In some instances, the reported result is in a different format than the value obtained through testing; that is, the test result has to be interpreted before it is reported.  The information in these sections of the package insert will help you determine what to report and how to report it.

The XYZ test system is very sensitive to technique; thus each laboratory should establish its own normal range based upon its own techniques, controls, equipment, and patient population.  The sample can then be classified as negative, weak positive, or strong positive.  

The following can be used as a general guideline.

 

Units

Negative

< 20

Weak positive

20 – 39

Strong positive

> 40

The interpretation could be nothing more than verifying that the test result falls within the instrument’s reportable range.  If it does not, the result would be reported as “less than” or “greater than” the range limit.  Since most instruments suppress or flag values for results that fall outside of this range, the interpretation is relatively simple.  

Tests that rely on color change can be more difficult to interpret, especially if it is left to the human eye to determine the amount of change.  The timing of the color comparison can also greatly affect result interpretation.  Some colors may diminish quickly after the reaction occurs, while others may be enhanced over time; either will cause inaccuracies in result interpretation.  In most cases, automated systems are available to simplify this interpretation.

Research studies performed to determine this data may be included as additional information in this section.

Test Limitations, Precautions, and Warnings

The information included here varies greatly and may include:  

  • Hazardous reagent ingredients 
    • Sodium Azide, used as a preservative, is a poison and may be toxic if ingested or absorbed through the skin.
  • Safety precautions
    • Always wear gloves when handling reagents.  If skin comes in contact with reagent, flush exposed area by holding under cold running water for 10 minutes.
  • Substances that interfere with testing
    • Reagent bubbles may interfere with proper detection of reagent level in the cartridge.  If present, remove air bubbles with a clean applicator stick.  To minimize volume depletion, do not use a transfer pipette to remove the bubbles.
  • Patient conditions that may interfere with testing
    • Patients receiving peritoneal dialysis using solutions that contain icodextrin should not use the KLM test system, since the dialysis solutions may falsely raise blood glucose results.
  • Limitations on test performance
    • Performance characteristics have not been established for specimens other than whole blood.  Reference ranges have not been established for neonates, infants younger than 2 years of age, or pregnant women.

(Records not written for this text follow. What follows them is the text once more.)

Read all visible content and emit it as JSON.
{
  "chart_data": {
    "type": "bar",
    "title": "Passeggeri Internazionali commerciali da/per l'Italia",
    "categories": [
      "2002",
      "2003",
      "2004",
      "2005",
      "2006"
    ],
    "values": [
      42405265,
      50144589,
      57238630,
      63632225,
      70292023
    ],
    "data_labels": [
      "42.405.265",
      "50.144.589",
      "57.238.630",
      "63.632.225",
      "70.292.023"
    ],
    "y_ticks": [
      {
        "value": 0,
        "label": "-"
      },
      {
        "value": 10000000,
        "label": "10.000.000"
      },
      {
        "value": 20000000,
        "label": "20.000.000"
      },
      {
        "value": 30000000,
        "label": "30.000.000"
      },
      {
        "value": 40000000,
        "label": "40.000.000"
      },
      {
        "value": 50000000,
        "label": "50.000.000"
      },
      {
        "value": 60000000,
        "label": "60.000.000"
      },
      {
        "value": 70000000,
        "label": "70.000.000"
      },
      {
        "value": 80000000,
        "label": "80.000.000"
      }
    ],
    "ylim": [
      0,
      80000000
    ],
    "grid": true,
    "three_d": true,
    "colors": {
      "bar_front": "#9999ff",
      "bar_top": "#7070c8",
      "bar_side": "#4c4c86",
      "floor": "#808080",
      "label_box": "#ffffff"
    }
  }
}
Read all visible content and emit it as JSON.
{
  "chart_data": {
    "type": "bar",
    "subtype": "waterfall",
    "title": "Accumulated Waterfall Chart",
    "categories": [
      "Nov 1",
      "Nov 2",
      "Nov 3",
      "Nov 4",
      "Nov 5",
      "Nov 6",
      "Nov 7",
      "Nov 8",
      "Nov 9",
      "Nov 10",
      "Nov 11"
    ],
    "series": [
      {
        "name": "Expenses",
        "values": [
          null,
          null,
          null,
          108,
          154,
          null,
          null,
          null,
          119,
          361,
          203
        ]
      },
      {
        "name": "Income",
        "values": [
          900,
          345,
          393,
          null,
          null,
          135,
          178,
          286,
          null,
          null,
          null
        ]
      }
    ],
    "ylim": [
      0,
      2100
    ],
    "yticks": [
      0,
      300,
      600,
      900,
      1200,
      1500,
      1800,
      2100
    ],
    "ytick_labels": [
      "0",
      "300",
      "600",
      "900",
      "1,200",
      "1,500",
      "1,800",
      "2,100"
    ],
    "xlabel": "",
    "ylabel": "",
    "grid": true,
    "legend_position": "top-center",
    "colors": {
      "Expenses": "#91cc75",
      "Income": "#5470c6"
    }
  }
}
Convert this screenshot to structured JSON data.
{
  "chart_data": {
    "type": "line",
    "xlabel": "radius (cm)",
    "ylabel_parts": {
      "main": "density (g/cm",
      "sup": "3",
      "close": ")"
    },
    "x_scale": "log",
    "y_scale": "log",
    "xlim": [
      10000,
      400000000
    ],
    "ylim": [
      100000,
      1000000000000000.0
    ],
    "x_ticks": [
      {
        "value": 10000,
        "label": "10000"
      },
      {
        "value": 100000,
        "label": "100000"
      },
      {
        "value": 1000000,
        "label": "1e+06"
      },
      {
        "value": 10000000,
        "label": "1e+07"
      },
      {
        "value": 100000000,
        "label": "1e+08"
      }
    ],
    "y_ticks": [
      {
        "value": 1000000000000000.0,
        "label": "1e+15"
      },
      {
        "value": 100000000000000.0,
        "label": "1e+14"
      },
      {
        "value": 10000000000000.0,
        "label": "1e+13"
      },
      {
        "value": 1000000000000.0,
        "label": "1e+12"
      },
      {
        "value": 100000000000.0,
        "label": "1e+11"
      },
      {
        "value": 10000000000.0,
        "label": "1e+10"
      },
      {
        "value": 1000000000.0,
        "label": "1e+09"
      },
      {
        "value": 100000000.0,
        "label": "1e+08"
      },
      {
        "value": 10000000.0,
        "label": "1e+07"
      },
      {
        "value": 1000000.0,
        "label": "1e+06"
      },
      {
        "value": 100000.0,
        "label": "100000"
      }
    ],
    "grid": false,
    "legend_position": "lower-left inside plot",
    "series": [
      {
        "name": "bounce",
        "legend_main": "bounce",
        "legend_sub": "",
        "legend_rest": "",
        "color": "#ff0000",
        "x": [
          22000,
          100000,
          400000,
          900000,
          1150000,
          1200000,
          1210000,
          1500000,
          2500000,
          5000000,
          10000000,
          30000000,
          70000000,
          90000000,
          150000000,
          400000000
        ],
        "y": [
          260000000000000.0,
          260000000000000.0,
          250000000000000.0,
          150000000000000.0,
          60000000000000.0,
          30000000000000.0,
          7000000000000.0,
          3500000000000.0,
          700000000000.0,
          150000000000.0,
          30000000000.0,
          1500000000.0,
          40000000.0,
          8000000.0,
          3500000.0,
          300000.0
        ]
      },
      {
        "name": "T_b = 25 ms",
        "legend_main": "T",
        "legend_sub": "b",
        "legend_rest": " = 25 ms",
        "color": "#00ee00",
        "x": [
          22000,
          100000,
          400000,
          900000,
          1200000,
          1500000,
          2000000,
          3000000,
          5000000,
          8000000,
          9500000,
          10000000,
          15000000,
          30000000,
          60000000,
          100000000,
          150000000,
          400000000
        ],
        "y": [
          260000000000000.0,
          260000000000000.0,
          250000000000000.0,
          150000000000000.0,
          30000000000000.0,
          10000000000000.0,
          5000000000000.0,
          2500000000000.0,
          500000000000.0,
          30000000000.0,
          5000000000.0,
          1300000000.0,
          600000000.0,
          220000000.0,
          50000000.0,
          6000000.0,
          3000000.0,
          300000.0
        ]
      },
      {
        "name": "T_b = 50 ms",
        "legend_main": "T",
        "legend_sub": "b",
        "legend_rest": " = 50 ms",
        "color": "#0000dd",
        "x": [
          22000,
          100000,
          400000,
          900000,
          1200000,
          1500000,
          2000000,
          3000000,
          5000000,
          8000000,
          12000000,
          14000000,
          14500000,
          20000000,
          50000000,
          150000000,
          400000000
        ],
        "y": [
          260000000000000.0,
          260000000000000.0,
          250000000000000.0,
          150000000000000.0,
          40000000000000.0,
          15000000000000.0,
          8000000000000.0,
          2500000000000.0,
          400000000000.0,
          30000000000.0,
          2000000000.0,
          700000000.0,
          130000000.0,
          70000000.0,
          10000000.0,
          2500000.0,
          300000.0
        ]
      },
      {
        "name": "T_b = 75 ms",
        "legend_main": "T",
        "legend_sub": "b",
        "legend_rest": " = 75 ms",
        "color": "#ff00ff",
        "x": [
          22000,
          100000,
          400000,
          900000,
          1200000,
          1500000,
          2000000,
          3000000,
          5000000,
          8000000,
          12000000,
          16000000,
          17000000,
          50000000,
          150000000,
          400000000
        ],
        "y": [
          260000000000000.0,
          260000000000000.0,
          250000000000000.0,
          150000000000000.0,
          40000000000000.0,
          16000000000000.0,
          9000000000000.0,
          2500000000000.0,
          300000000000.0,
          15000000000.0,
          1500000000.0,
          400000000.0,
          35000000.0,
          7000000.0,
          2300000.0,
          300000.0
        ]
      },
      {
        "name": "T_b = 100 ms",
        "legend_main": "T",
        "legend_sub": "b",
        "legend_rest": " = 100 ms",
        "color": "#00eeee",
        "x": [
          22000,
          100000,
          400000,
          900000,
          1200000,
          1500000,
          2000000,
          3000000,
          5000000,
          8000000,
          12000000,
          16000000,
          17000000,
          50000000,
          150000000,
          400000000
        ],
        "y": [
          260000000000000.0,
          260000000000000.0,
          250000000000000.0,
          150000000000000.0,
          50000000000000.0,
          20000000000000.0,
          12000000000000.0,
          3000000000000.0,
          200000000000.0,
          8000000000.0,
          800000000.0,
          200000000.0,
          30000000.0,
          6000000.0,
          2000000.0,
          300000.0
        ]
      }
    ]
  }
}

This is by no means a comprehensive list and further serves to stress the importance of reading the entire package insert.

Other Pertinent Information

The information included in this area also varies.  What is considered “pertinent” depends upon what is in the package.  Test kits will have different information than control materials.  Reagents, test strips, and test cartridges will have different information than hand held meters.  Possible package insert section titles include:

  • Intended use
  • Explanation of the test
  • Principles of the procedure
  • Instrument calibration
  • Performance characteristics (reference range, specificity and sensitivity, accuracy and precision)
  • Method comparison
  • Important information
  • Technical information

As with the last section, this is by no means a comprehensive list.  Again, it only serves to stress the importance of reading the entire package insert.

Manufacturer’s instructions must be followed whether the test is waived or non-waived.  Waived tests, by definition, “employ methodologies that are so simple and accurate as to render the likelihood of erroneous results negligible.”  However, this is only true if all of the manufacturer’s instructions are followed.